Kasauli, in itself, is quite small. Like most hill resorts of north India, it has its upper and lower Mall roads – you pick one at random, because it really does not matter which. A few hotels, shops and Tibetan market stand interspersed in the centre of town, as you pick a quiet road that appears to leave town, wondering what lies beyond the next bend. Cottages with quaint hillside names mark the meandering route, while you sit on a roadside stone bench, trying to soak in the tranquility and experience the moment fully.
The army presence is spotted from time to time, reminding you that Kasuali is essentially (though not jarringly) a military outpost. Legend has it that crucial, high-level talks have been held here, during times of crisis. But perhaps the most endearing feature of the place is the warmth and old-world grace of the people, including shopkeepers, that wins you over completely – unlike the ‘tourist trap’ nature of most hill stations. A cloth trader, seeing you scout around for inexpensive lodgings, asks if you are looking for a room. A peek on his first floor reveals an amazingly cozy space with all the comforts of home – at a price to match.
Later in the afternoon, near the bus stand, at the town entrance, groups of monkeys put up a show, as if on cue by a professional entertainers’ troupe. For the next half hour or so, spectators are exposed to a series of dizzy antics and acrobatics that would make the Russian Circus look like a six-year old showing off to visiting relatives. A walk on a misty road, one evening, throws up two surprises – Khushwant Singh’s family mansion and the cozy looking Kasauli Club, which looks like it could be the envy of most city slickers.

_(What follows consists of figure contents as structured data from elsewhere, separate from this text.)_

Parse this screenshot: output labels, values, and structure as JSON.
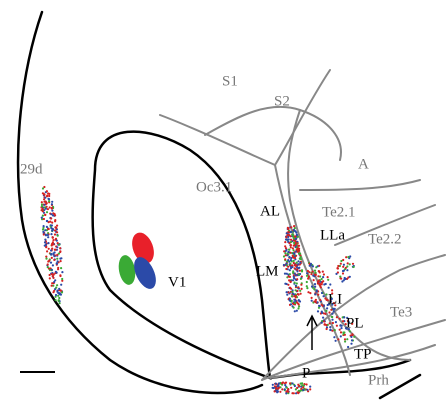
{
  "labels": {
    "s1": "S1",
    "s2": "S2",
    "a": "A",
    "area29d": "29d",
    "oc31": "Oc3.1",
    "te21": "Te2.1",
    "te22": "Te2.2",
    "al": "AL",
    "lla": "LLa",
    "lm": "LM",
    "v1": "V1",
    "li": "LI",
    "pl": "PL",
    "te3": "Te3",
    "tp": "TP",
    "p": "P",
    "prh": "Prh"
  }
}
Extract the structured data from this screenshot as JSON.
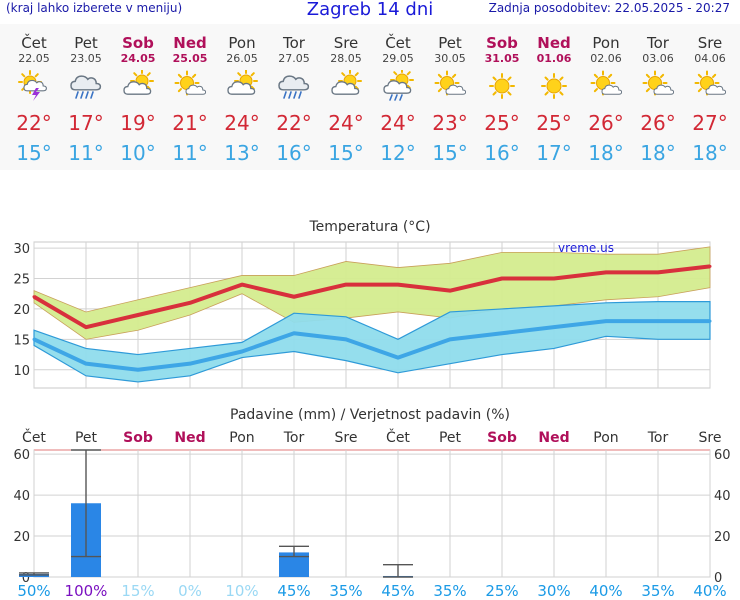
{
  "header": {
    "left_text": "(kraj lahko izberete v meniju)",
    "title": "Zagreb 14 dni",
    "updated": "Zadnja posodobitev: 22.05.2025 - 20:27"
  },
  "days": [
    {
      "name": "Čet",
      "date": "22.05",
      "weekend": false,
      "icon": "sun-cloud-lightning-icon",
      "max": "22°",
      "min": "15°"
    },
    {
      "name": "Pet",
      "date": "23.05",
      "weekend": false,
      "icon": "cloud-rain-icon",
      "max": "17°",
      "min": "11°"
    },
    {
      "name": "Sob",
      "date": "24.05",
      "weekend": true,
      "icon": "sun-cloud-icon",
      "max": "19°",
      "min": "10°"
    },
    {
      "name": "Ned",
      "date": "25.05",
      "weekend": true,
      "icon": "sun-small-cloud-icon",
      "max": "21°",
      "min": "11°"
    },
    {
      "name": "Pon",
      "date": "26.05",
      "weekend": false,
      "icon": "sun-cloud-icon",
      "max": "24°",
      "min": "13°"
    },
    {
      "name": "Tor",
      "date": "27.05",
      "weekend": false,
      "icon": "cloud-rain-icon",
      "max": "22°",
      "min": "16°"
    },
    {
      "name": "Sre",
      "date": "28.05",
      "weekend": false,
      "icon": "sun-cloud-icon",
      "max": "24°",
      "min": "15°"
    },
    {
      "name": "Čet",
      "date": "29.05",
      "weekend": false,
      "icon": "sun-cloud-rain-icon",
      "max": "24°",
      "min": "12°"
    },
    {
      "name": "Pet",
      "date": "30.05",
      "weekend": false,
      "icon": "sun-small-cloud-icon",
      "max": "23°",
      "min": "15°"
    },
    {
      "name": "Sob",
      "date": "31.05",
      "weekend": true,
      "icon": "sun-icon",
      "max": "25°",
      "min": "16°"
    },
    {
      "name": "Ned",
      "date": "01.06",
      "weekend": true,
      "icon": "sun-icon",
      "max": "25°",
      "min": "17°"
    },
    {
      "name": "Pon",
      "date": "02.06",
      "weekend": false,
      "icon": "sun-small-cloud-icon",
      "max": "26°",
      "min": "18°"
    },
    {
      "name": "Tor",
      "date": "03.06",
      "weekend": false,
      "icon": "sun-small-cloud-icon",
      "max": "26°",
      "min": "18°"
    },
    {
      "name": "Sre",
      "date": "04.06",
      "weekend": false,
      "icon": "sun-small-cloud-icon",
      "max": "27°",
      "min": "18°"
    }
  ],
  "colors": {
    "max_line": "#d8303c",
    "max_band": "#d4ec8e",
    "min_line": "#3ea6e6",
    "min_band": "#8fdcec",
    "precip_bar": "#2a86e6",
    "weekend": "#b0105a",
    "prob_100": "#7a10c0",
    "prob_high": "#1a9ae6",
    "prob_low": "#9ad8f4"
  },
  "chart_data": [
    {
      "type": "line",
      "title": "Temperatura (°C)",
      "watermark": "vreme.us",
      "categories": [
        "Čet",
        "Pet",
        "Sob",
        "Ned",
        "Pon",
        "Tor",
        "Sre",
        "Čet",
        "Pet",
        "Sob",
        "Ned",
        "Pon",
        "Tor",
        "Sre"
      ],
      "ylim": [
        7,
        31
      ],
      "yticks": [
        10,
        15,
        20,
        25,
        30
      ],
      "grid": true,
      "series": [
        {
          "values": [
            22,
            17,
            19,
            21,
            24,
            22,
            24,
            24,
            23,
            25,
            25,
            26,
            26,
            27
          ],
          "band_high": [
            23,
            19.5,
            21.5,
            23.5,
            25.5,
            25.5,
            27.8,
            26.8,
            27.5,
            29.3,
            29.3,
            29,
            29,
            30.2
          ],
          "band_low": [
            21,
            15,
            16.5,
            19,
            22.5,
            17.8,
            18.5,
            19.5,
            18.5,
            20,
            20.5,
            21.5,
            22,
            23.5
          ]
        },
        {
          "values": [
            15,
            11,
            10,
            11,
            13,
            16,
            15,
            12,
            15,
            16,
            17,
            18,
            18,
            18
          ],
          "band_high": [
            16.5,
            13.5,
            12.5,
            13.5,
            14.5,
            19.3,
            18.7,
            15,
            19.5,
            20,
            20.5,
            21,
            21.2,
            21.2
          ],
          "band_low": [
            14,
            9,
            8,
            9,
            12,
            13,
            11.5,
            9.5,
            11,
            12.5,
            13.5,
            15.5,
            15,
            15
          ]
        }
      ]
    },
    {
      "type": "bar",
      "title": "Padavine (mm) / Verjetnost padavin (%)",
      "categories": [
        "Čet",
        "Pet",
        "Sob",
        "Ned",
        "Pon",
        "Tor",
        "Sre",
        "Čet",
        "Pet",
        "Sob",
        "Ned",
        "Pon",
        "Tor",
        "Sre"
      ],
      "ylim": [
        0,
        62
      ],
      "yticks": [
        0,
        20,
        40,
        60
      ],
      "values": [
        1.5,
        36,
        0,
        0,
        0,
        12,
        0,
        0.5,
        0,
        0,
        0,
        0,
        0,
        0
      ],
      "error_high": [
        2,
        62,
        0,
        0,
        0,
        15,
        0,
        6,
        0,
        0,
        0,
        0,
        0,
        0
      ],
      "error_low": [
        1,
        10,
        0,
        0,
        0,
        10,
        0,
        0,
        0,
        0,
        0,
        0,
        0,
        0
      ],
      "probability": [
        "50%",
        "100%",
        "15%",
        "0%",
        "10%",
        "45%",
        "35%",
        "45%",
        "35%",
        "25%",
        "30%",
        "40%",
        "35%",
        "40%"
      ]
    }
  ]
}
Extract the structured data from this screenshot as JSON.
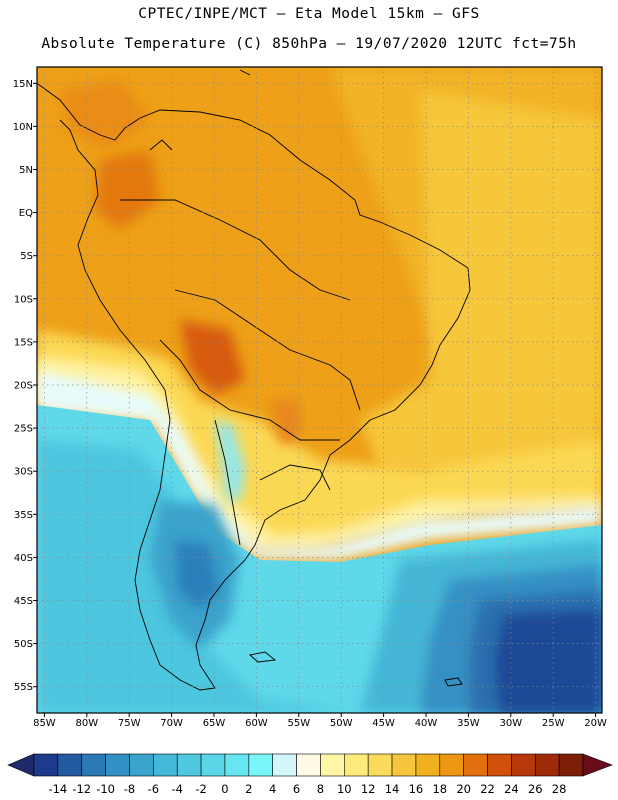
{
  "header": {
    "line1": "CPTEC/INPE/MCT –  Eta Model 15km – GFS",
    "line2": "Absolute Temperature (C) 850hPa – 19/07/2020 12UTC fct=75h"
  },
  "map": {
    "lat_labels": [
      "15N",
      "10N",
      "5N",
      "EQ",
      "5S",
      "10S",
      "15S",
      "20S",
      "25S",
      "30S",
      "35S",
      "40S",
      "45S",
      "50S",
      "55S"
    ],
    "lon_labels": [
      "85W",
      "80W",
      "75W",
      "70W",
      "65W",
      "60W",
      "55W",
      "50W",
      "45W",
      "40W",
      "35W",
      "30W",
      "25W",
      "20W"
    ],
    "gridlines": true
  },
  "colorbar": {
    "labels": [
      "-14",
      "-12",
      "-10",
      "-8",
      "-6",
      "-4",
      "-2",
      "0",
      "2",
      "4",
      "6",
      "8",
      "10",
      "12",
      "14",
      "16",
      "18",
      "20",
      "22",
      "24",
      "26",
      "28"
    ],
    "colors": [
      "#1e3a8c",
      "#245aa0",
      "#2a78b4",
      "#3390c4",
      "#3aa4cc",
      "#44b8d8",
      "#4fc8e0",
      "#5ad6e8",
      "#66e6f0",
      "#78f6fa",
      "#d2f6fa",
      "#fffbe6",
      "#fff6a8",
      "#fdec7c",
      "#fbdb5c",
      "#f7c63c",
      "#f0b020",
      "#eb9714",
      "#e3700f",
      "#d0500c",
      "#b8380b",
      "#9e2a0a",
      "#7c1e08"
    ],
    "left_arrow_color": "#1e2a6a",
    "right_arrow_color": "#6a0c1a"
  }
}
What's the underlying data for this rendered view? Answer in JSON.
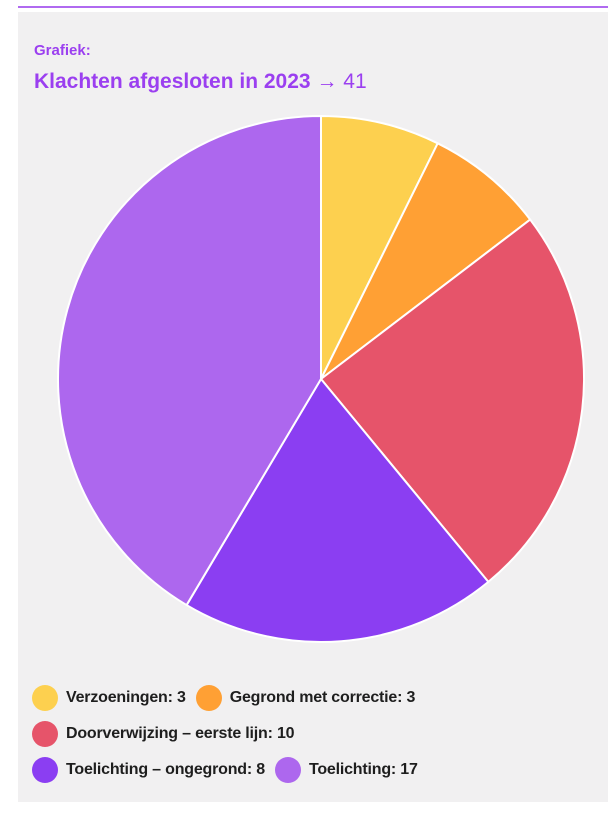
{
  "header": {
    "eyebrow": "Grafiek:",
    "title": "Klachten afgesloten in 2023",
    "arrow": "→",
    "total": "41"
  },
  "colors": {
    "verzoeningen": "#fdd04f",
    "gegrond": "#ffa034",
    "doorverwijzing": "#e6546a",
    "toelichting_ongegrond": "#8b3ef2",
    "toelichting": "#ad67ee",
    "accent": "#9b3ff0"
  },
  "legend": {
    "items": [
      {
        "label": "Verzoeningen: 3",
        "color": "#fdd04f"
      },
      {
        "label": "Gegrond met correctie: 3",
        "color": "#ffa034"
      },
      {
        "label": "Doorverwijzing – eerste lijn: 10",
        "color": "#e6546a"
      },
      {
        "label": "Toelichting – ongegrond: 8",
        "color": "#8b3ef2"
      },
      {
        "label": "Toelichting: 17",
        "color": "#ad67ee"
      }
    ]
  },
  "chart_data": {
    "type": "pie",
    "title": "Klachten afgesloten in 2023",
    "total": 41,
    "categories": [
      "Verzoeningen",
      "Gegrond met correctie",
      "Doorverwijzing – eerste lijn",
      "Toelichting – ongegrond",
      "Toelichting"
    ],
    "values": [
      3,
      3,
      10,
      8,
      17
    ],
    "colors": [
      "#fdd04f",
      "#ffa034",
      "#e6546a",
      "#8b3ef2",
      "#ad67ee"
    ],
    "start_angle": "12 o'clock",
    "direction": "clockwise",
    "legend_position": "bottom"
  }
}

Perhaps the best-known thing about Kasaui is its hundred-year-old market – a string of shops lined along a cobblestone-path, where the soul of the town resides. With entry barred for vehicles, one can idly amble down, past tea-stalls, dhabas, barbershops and assorted establishments; taking in everything and nothing in particular. Occasionally, you pause to pick up some knick-knack (mainly because you don’t have the heart to say ‘no’ to the kindly aged face behind the counter).
Old-world charm resides at every corner, be it the hotel with kitschy film stars’ portraits from the black-and-white era to antique establishments with their septuagenarian owners; selling everything from picture frames of neighbouring public schools (Lawrence, Sanawar is just down the road) to portraits and cameras. The final clincher is when the guest house owner invites you to stay for an extra day, even if you haven’t brought along enough money; allowing you to send it after you go back!
A night meal at a simple dhaba, consisting of dal makkhani and parathas (with the mandatory dollops of butter and accompanying six million calories) keeps the spell going, which you wish would never break. The evening mist, permeated by sodium lights through which strollers pass as faceless shadows, creates an outworldly ambience right out of a time warp. Finally, sitting on a bench, in the market, late in the night, ensconced in the essence of the fragrant ‘raat ki rani’ (Queen of the Night) flowers, watching shopkeepers down their shutters as business comes to an end for the day, before reopening the next morning, as it has for a hundred years; one is enveloped by a sense of absolute timelessness – Kasauli yesterday, today and forever.